Ovviamente non solo L'Eni ha interessi in Iraq, la
BNL dall' Iraq deve avere 5000miliardi delle vecchie cosa che raddoppiera' il suo patrimonio. (Affare  Ricostruzione: "In prima linea - trapela dal dipartimento retto dal ministero degli Esteri - dovrebbe attestarsi un gruppo di imprese che sono già raggruppate sotto l'ombrello di una sigla internazionale, Ames". Le sigle italiane sono diverse: dalla Vianini spa del gruppo Caltagirone alla Salini Costruttori spa (entrambe romane), dalla Cogefarimpresit alla Grassetto Costruzioni, dalla Astaldi International (un tempo nelle grazie dell'ex presidente dell'Iri, l'andreottiano Franco Nobili) alla SCI spa, bigdel mattone targato Genova; alle meno 'celebri' Falcione di Campobasso, Vispi Costruzioni di Gubbio, Giza di Reggio Emilia, Inglen di Firenze, Schiavo Estero spa ubicata in via del Viminale a Roma. Non mancano all'appello le imprese partenopee: De Lieto snc, sede in via Cappella Vecchia, Co.ge.it. spa, uffici in via del Chiostro e Fondedile spa, ubicata in via Verdi. "Quest'ultima - c'è chi osserva al ministero retto da Frattini - ha comunque anche un'altra porta d'ingresso, ancora più comoda.Attraverso l'Inghilterra". Vediamo di capirci. Partenopea a tutti gli effetti, la 'storica' Fondedile ha partorito, alcuni decenni fa, non poche filiazioni estere. Ad esempio, la Fondedile Sae a Madrid, la Fondedile Belgium ad Anversa, la Fondedile Foundation a Londra. Nelle ultime due, la società madre ha conservato una quota azionaria del 50 per cento. Poi, esattamente dieci anni fa, il passaggio di Fondedile nell'orbita Icla-Pafi, il tandem che ha spopolato nel dopo terremoto (vedi inchiesta a pagina 10). "Da allora - commentano alcuni all'Associazione costruttori edili napoletani - non si è più saputo se Icla a sua volta ha mantenuto quella metà del capitale sociale". Ma ottimi rapporti di partnership, sicuramente sì.
da la Voce della Campania di Aprile 2003 articolo "Sciacalli S.P.A. di Andrea Cinquegrani)

"Contro «le reazioni faziose e i toni belluini» attribuiti a chi, dopo la strage di Nassiriya, ribadisce che le truppe italiane non avrebbero dovuto essere lì e che dovrebbero immediatamente rientrare, Giuliano Ferrara sosteneva ieri sul Foglio che, fra l'altro, «non siamo in Iraq per il petrolio o per gli appalti...». Ma, sfortunatamente per lui, proprio ieri, Il Sole-24 Ore pubblicava una corrispondenza da New York di Claudio Gatti, nella quale si afferma che colpendo i carabinieri si è voluto mandare, indirettamente, un messaggio all'Eni. «Da tempo l'azienda petrolifera italiana ha gli occhi sui campi petroliferi di Nassiriya.
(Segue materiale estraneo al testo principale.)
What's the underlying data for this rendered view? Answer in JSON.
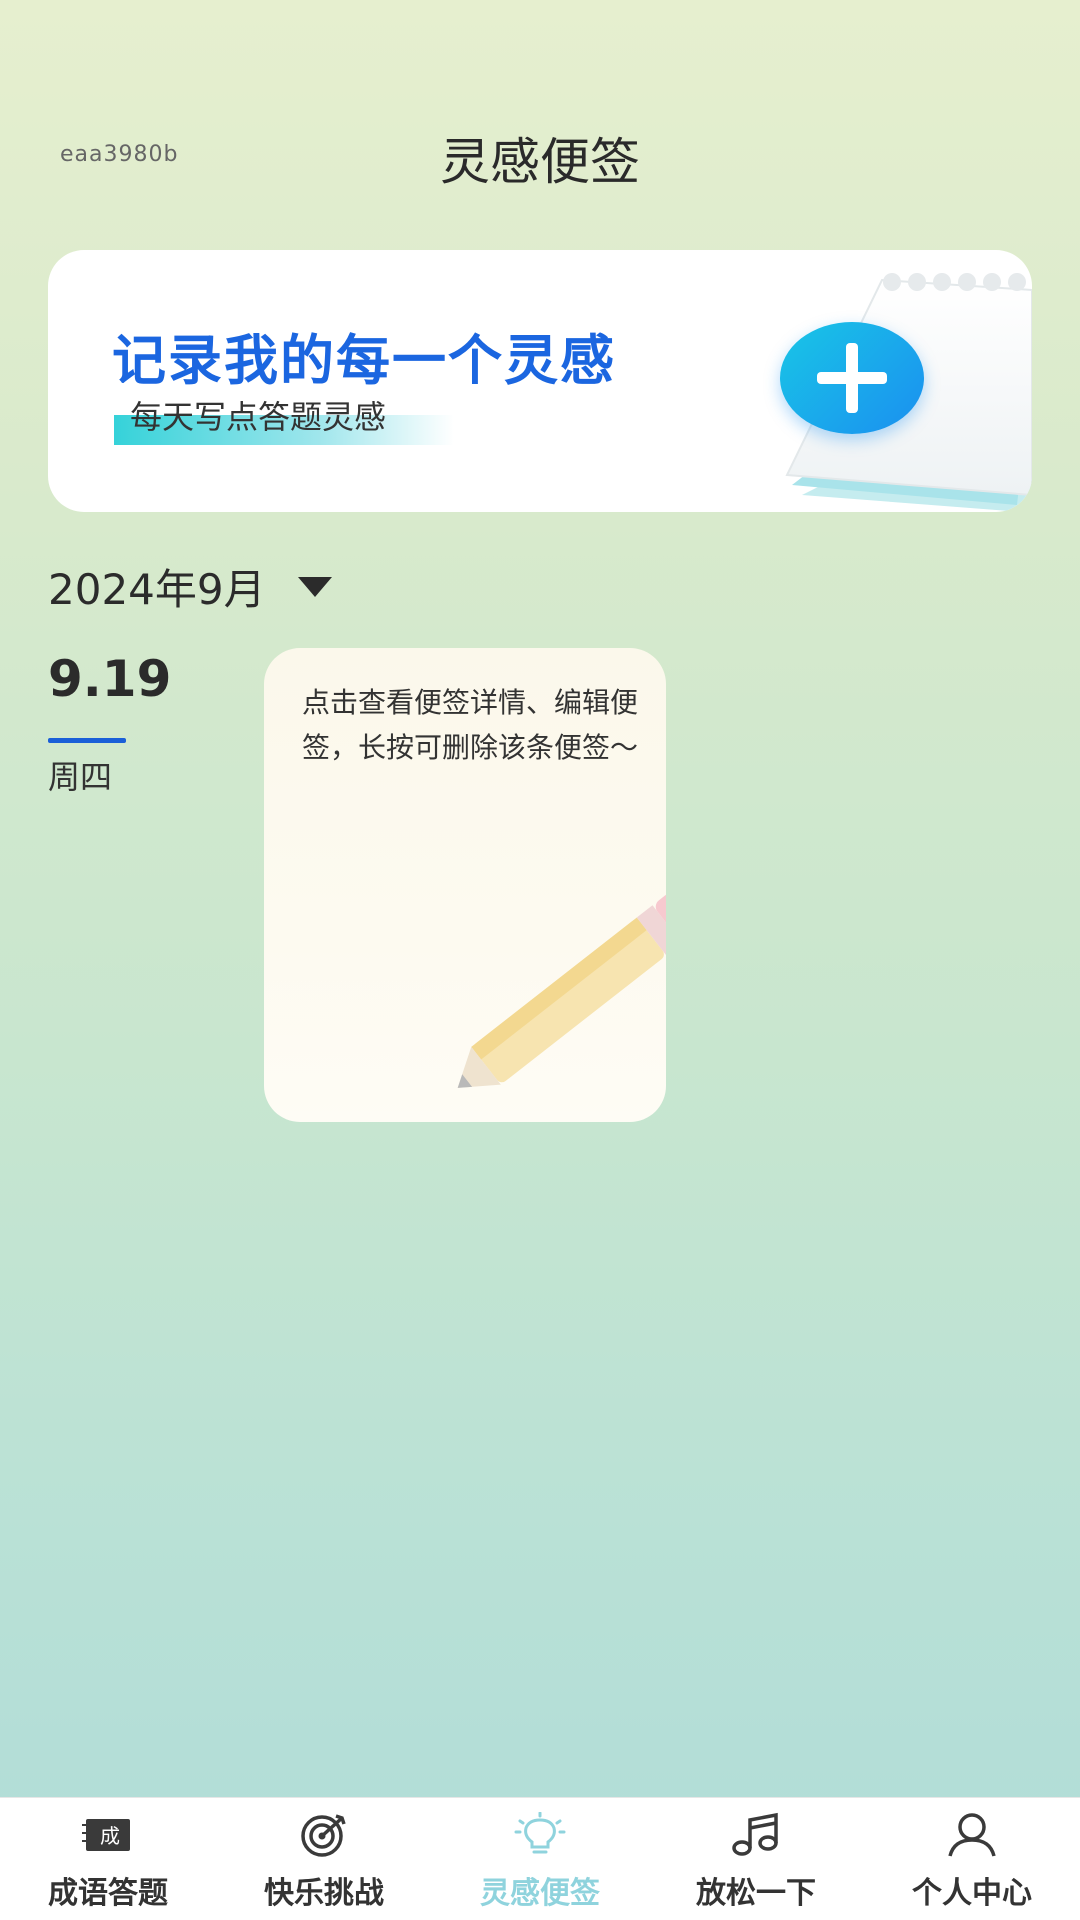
{
  "header": {
    "device_id": "eaa3980b",
    "title": "灵感便签"
  },
  "banner": {
    "headline": "记录我的每一个灵感",
    "subtitle": "每天写点答题灵感",
    "add_icon": "plus-icon"
  },
  "month_selector": {
    "label": "2024年9月",
    "icon": "caret-down-icon"
  },
  "day": {
    "date": "9.19",
    "weekday": "周四"
  },
  "note": {
    "text": "点击查看便签详情、编辑便签，长按可删除该条便签～"
  },
  "tabbar": {
    "active_index": 2,
    "active_color": "#8fd3dd",
    "items": [
      {
        "label": "成语答题",
        "icon": "idiom-book-icon"
      },
      {
        "label": "快乐挑战",
        "icon": "target-icon"
      },
      {
        "label": "灵感便签",
        "icon": "lightbulb-icon"
      },
      {
        "label": "放松一下",
        "icon": "music-note-icon"
      },
      {
        "label": "个人中心",
        "icon": "user-icon"
      }
    ]
  }
}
All'Eni quel giacimento da 300mila barili al giorno e con riserve tra i 2 e i 2,6 miliardi di barili interessa dai tempi del regime di Saddam». E a giugno i dirigenti dell'Eni sono andati a Baghdad per definire i dettagli dell'operazione con l'amministrazione provvisoria Usa-irachena. «Per i nemici della pacificazione dell'Iraq, riuscire a tener fuori dal paese tecnici e aziende straniere è addirittura più importante che cacciare le truppe occupanti», sostiene un ex-funzionario della Cia. Conclusione: «Ecco quindi l'interesse degli attentatori a trasformare Nassiriya in un inferno in cui sarebbe troppo rischioso avventurarsi»."
(da FERRARA, LA GUERRA E IL PETROLIO)
 http://www.liberazione.it/

Le ditte italiane sono entrate"ufficialmente" nel meccanismo delle gare per gli appalti il 13 gennaio 2003, in coincidenza con la visita al contingente italiano  (nda.link da vomito, ma esplicativo)di stanza a Nassiriya del governatore Bremer.
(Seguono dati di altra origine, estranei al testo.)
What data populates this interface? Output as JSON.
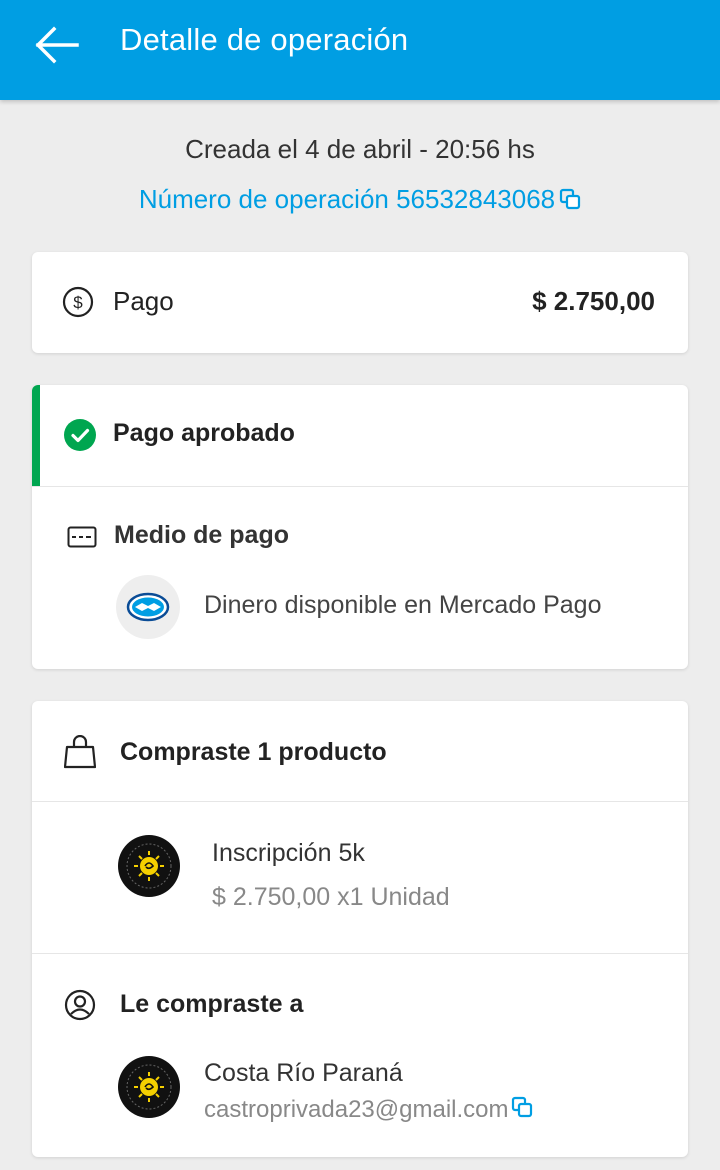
{
  "header": {
    "title": "Detalle de operación",
    "back_icon": "arrow-left-icon",
    "background": "#009ee3"
  },
  "operation": {
    "created": "Creada el 4 de abril - 20:56 hs",
    "number_label": "Número de operación 56532843068",
    "copy_icon": "copy-icon"
  },
  "payment": {
    "icon": "dollar-circle-icon",
    "label": "Pago",
    "amount": "$ 2.750,00"
  },
  "status": {
    "icon": "check-circle-icon",
    "label": "Pago aprobado",
    "color": "#00a650",
    "method_icon": "credit-card-icon",
    "method_label": "Medio de pago",
    "method_logo": "mercado-pago-handshake-logo",
    "method_value": "Dinero disponible en Mercado Pago"
  },
  "purchase": {
    "bag_icon": "shopping-bag-icon",
    "label": "Compraste 1 producto",
    "item": {
      "name": "Inscripción 5k",
      "price": "$ 2.750,00 x1 Unidad"
    },
    "seller_icon": "user-circle-icon",
    "seller_label": "Le compraste a",
    "seller": {
      "name": "Costa Río Paraná",
      "email": "castroprivada23@gmail.com"
    }
  },
  "colors": {
    "accent": "#009ee3",
    "success": "#00a650",
    "background": "#ededed"
  }
}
Vittorio Mincato direttore generale della "divisione Eni"...
ammette senza imbarazzo l'interesse del maggiore e unico gruppo energetico italiano verso la zona di Nassiriyah.


"In che modo l'Eni entrerà in Iraq?
A suo tempo abbiamo siglato un contratto con il governo iracheno che riguardava la zona di Nassiriyah, dove operano i soldati italiani.
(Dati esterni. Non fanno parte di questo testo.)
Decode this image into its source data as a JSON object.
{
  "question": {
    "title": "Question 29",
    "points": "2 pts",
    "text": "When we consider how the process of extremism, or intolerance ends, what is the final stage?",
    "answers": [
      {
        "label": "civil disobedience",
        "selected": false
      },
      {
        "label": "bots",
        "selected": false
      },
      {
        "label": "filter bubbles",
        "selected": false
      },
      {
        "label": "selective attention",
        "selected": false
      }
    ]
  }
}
Non saranno stati spediti a Nassiriyah proprio per proteggere l'Eni?
Glielo assicuro: è casuale. Comunque i nostri tecnici stanno monitorando con molta attenzione quel che accade a Baghdad. Sicuramente il nuovo governo iracheno aprirà alle compagnie occidentali per sviluppare le enormi riserve di quel paese. È un'occasione d'oro anche per noi."(da un intervista a panorama del  28/10/2003
-il controllo del capitale dell'ENI(33%) e' nelle mani dello Stato che appoggia Bush per i "subappalti" della ricostruzione, per l'affare petrolio.